Baca sebelumnya: Menjaga Suku Lom, Menyelamatkan Pulau Bangka dari Kerusakan Lingkungan

 

Gunung Maras yang dilihat dari Desa Pangkalniur, Kabupaten Bangka, Kepulauan Bangka Belitung. Foto: Nopri Ismi/Mongabay Indonesia

 

Mengapa dilarang?

“Sebab jika hutan di bukit tersebut rusak, akan datang bencana, seperti tanah longsor dan banjir. Itu yang saya pahami dari amanah para leluhur kami untuk tidak masuk [dilarang] ke hutan tersebut, sehingga tidak rusak,” katanya.

Toha menjelaskan, hampir semua bukit di sekitar Dusun Pejem menjadi wilayah larangan. “Tapi yang paling dilarang adalah Bukit Tabun,” jelasnya.

Masyarakat Suku Lom sangat sayang pada pohon. Tidak ada bagian dari pohon dibuang. “Makanya, kulit kayu pohon pun kami gunakan untuk dinding rumah,” ujarnya.

“Pohon-pohon yang berfungsi baik sebagai penjaga air, seperti pohon ara [beringin] tidak pernah kami tebang. Selain itu, setelah menebang pohon, kami juga wajib menanam. Makanya, hutan yang sudah kami gunakan untuk berladang, akhirnya menjadi kelekak yakni kebun yang ditumbuhi buahan seperti durian, manggis, dan lainnya,” lanjutnya.

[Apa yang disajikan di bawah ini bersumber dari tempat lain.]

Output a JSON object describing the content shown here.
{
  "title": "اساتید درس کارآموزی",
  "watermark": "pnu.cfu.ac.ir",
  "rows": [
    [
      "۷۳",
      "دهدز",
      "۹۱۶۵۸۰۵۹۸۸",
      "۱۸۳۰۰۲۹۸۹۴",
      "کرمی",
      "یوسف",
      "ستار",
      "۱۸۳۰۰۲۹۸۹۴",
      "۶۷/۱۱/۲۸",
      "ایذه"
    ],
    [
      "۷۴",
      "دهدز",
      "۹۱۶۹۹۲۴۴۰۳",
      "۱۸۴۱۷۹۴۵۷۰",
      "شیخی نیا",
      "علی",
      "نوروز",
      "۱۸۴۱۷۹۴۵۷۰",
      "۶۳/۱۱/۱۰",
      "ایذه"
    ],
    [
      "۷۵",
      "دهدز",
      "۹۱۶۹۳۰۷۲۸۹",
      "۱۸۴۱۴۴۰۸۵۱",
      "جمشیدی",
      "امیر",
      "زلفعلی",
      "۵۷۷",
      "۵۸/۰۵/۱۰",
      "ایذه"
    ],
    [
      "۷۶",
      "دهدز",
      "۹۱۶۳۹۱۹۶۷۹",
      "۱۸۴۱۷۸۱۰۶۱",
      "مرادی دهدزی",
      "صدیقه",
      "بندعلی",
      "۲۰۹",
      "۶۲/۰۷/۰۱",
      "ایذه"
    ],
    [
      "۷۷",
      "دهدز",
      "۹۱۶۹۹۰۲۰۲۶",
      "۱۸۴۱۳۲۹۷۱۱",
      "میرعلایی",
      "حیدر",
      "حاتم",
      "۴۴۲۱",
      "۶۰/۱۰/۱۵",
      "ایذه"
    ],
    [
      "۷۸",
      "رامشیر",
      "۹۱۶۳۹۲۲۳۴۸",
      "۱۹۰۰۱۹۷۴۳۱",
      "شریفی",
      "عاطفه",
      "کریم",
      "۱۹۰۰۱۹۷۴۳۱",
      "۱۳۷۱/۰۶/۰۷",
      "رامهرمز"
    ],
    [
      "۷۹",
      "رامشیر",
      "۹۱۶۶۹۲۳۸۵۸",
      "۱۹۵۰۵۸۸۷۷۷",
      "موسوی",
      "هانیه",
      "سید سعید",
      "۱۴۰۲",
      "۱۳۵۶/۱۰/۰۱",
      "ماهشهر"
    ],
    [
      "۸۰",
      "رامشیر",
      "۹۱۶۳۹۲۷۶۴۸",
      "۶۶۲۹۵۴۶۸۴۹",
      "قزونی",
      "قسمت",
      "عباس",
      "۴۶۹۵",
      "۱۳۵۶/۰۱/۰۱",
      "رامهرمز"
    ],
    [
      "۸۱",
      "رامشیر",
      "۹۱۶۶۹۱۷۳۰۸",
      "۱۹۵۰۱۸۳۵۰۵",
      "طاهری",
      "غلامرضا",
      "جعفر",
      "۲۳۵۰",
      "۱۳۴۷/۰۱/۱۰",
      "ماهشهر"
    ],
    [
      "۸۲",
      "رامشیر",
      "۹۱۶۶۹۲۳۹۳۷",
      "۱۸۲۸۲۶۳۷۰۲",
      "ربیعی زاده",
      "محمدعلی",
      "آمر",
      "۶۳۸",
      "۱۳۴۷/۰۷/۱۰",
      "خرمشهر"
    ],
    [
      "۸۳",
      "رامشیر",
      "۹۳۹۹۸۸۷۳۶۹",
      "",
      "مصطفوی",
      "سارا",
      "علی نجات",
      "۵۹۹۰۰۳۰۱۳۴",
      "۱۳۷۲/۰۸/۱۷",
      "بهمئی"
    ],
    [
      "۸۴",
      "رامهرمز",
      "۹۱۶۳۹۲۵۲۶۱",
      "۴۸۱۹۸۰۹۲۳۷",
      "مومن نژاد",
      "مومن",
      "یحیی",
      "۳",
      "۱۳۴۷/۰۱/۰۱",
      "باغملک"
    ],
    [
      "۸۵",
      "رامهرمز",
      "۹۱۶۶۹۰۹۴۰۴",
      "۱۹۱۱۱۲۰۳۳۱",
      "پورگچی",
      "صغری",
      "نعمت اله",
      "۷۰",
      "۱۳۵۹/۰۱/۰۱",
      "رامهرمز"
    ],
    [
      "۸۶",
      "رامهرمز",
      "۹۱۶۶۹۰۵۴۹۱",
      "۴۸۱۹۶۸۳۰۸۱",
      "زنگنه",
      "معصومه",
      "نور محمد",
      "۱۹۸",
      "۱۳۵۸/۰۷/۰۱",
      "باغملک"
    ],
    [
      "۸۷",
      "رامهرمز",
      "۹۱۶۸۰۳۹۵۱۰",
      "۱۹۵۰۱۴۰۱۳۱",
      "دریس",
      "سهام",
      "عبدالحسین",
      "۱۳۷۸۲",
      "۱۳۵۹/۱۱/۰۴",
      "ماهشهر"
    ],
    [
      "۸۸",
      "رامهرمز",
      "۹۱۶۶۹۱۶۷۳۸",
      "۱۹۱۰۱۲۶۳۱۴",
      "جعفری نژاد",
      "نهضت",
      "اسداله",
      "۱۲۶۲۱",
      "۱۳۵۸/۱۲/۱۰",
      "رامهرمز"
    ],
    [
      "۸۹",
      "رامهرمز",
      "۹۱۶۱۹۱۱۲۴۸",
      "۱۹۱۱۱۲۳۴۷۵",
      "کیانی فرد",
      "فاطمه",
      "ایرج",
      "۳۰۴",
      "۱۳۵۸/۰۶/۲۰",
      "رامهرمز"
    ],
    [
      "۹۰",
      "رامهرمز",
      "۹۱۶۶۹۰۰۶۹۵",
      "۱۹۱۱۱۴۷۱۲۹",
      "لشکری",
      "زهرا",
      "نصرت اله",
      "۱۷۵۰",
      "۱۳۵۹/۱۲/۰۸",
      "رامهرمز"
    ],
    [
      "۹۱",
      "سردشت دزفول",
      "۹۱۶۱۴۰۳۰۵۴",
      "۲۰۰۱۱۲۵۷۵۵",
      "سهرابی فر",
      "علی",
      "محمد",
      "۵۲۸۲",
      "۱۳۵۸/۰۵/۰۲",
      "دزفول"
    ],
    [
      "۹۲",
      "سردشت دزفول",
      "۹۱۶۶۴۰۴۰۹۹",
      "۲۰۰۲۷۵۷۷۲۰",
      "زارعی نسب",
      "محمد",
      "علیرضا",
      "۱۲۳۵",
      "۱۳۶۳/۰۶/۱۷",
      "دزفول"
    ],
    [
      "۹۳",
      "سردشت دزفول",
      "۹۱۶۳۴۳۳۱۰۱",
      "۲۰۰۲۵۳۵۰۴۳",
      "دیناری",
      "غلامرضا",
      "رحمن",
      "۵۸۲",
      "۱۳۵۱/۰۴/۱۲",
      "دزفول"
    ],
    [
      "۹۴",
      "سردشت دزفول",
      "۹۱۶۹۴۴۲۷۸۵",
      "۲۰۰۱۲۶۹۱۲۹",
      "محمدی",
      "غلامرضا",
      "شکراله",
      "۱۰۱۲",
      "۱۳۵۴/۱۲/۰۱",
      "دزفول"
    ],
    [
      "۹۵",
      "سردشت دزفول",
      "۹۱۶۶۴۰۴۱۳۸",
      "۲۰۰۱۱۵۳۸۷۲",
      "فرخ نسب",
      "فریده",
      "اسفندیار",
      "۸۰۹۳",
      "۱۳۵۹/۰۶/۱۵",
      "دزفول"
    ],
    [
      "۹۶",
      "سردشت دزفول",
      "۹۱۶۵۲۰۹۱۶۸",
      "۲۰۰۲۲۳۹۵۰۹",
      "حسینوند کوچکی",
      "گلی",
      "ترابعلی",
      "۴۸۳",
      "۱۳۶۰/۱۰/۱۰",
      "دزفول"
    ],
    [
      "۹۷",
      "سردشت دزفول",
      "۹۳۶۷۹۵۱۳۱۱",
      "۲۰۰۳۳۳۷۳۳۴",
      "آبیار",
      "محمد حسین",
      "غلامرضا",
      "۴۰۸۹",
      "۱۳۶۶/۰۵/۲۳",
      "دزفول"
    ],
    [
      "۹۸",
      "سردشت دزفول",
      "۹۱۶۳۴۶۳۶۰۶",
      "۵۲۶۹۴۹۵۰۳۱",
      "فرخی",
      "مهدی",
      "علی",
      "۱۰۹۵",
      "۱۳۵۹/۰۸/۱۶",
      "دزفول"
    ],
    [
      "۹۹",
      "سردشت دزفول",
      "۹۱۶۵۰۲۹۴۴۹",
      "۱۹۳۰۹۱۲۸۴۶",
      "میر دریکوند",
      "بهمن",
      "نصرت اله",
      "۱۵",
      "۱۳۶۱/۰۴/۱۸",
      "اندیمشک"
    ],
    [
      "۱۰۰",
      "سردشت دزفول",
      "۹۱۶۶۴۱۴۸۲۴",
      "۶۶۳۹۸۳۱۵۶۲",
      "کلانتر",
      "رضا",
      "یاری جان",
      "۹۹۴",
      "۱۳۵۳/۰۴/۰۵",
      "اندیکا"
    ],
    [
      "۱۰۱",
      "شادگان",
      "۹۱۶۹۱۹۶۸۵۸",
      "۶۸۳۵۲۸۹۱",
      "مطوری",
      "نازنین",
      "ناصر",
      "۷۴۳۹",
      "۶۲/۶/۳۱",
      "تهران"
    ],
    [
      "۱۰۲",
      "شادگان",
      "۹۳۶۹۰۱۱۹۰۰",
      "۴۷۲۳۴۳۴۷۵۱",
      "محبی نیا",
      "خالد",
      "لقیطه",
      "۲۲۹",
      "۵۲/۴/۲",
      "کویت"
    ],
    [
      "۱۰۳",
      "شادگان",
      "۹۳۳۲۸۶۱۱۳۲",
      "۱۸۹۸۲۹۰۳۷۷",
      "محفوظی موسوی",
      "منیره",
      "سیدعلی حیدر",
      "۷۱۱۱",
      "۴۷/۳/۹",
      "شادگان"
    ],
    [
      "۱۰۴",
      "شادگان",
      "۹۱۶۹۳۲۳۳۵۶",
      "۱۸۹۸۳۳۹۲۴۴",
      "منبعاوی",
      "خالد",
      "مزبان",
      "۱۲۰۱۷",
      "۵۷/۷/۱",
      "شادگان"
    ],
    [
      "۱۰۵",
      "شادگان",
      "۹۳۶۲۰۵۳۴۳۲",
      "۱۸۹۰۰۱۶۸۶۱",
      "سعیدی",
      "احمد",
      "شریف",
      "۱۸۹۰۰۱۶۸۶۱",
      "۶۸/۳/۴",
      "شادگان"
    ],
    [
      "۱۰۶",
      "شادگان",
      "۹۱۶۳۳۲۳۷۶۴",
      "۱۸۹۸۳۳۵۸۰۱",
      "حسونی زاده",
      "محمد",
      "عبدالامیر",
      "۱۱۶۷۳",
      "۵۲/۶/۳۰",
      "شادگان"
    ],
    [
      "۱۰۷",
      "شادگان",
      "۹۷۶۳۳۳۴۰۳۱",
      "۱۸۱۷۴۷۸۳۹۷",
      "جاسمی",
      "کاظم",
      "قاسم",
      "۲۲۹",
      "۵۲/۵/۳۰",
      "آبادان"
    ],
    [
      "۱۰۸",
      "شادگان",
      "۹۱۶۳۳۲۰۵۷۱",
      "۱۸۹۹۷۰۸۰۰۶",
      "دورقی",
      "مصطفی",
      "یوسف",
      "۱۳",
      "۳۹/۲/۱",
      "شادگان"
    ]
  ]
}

Baca juga: Perairan Tuing yang Dijaga Suku Lom, Kini Terancam Tambang Timah

 

Bukit Penyabung Desa Pelangas, Kabupaten Bangka Barat, menjadi hutan larangan Suku Jerieng. Foto: Nopri Ismi/Mongabay Indonesia

 

Ali Alfandi [48], tokoh muda masyarakat adat di Dusun Pejem, menjelaskan tidak ada ritual khusus di bukit-bukit larangan tersebut. “Tidak ada ritual, tapi kita tidak berani mengganggu hutan di bukit tersebut. Dilarang pasti ada hal negatif yang perlu dihindar,” ujarnya.

Dusun Pejem berada di pesisir pantai. Mereka hidup sebagai orang bahari. Mereka bukan hanya mencari ikan di laut, juga berkebun dan bertani. Mereka menanam padi [ladang], berkebun lada, dan sebagian mulai berkebun sawit dengan luasan terbatas.

Namun maraknya aktivitas penambangan timah dan perkebunan sawit, membuat banyak ruang hidup Suku Lom terampas atau hilang.

Berdasarkan pemantauan Mongabay Indonesia, di sekitar Dusun Pejem terlihat lahan eks penambangan timah, juga pertambakan udang dan perkebunan sawit.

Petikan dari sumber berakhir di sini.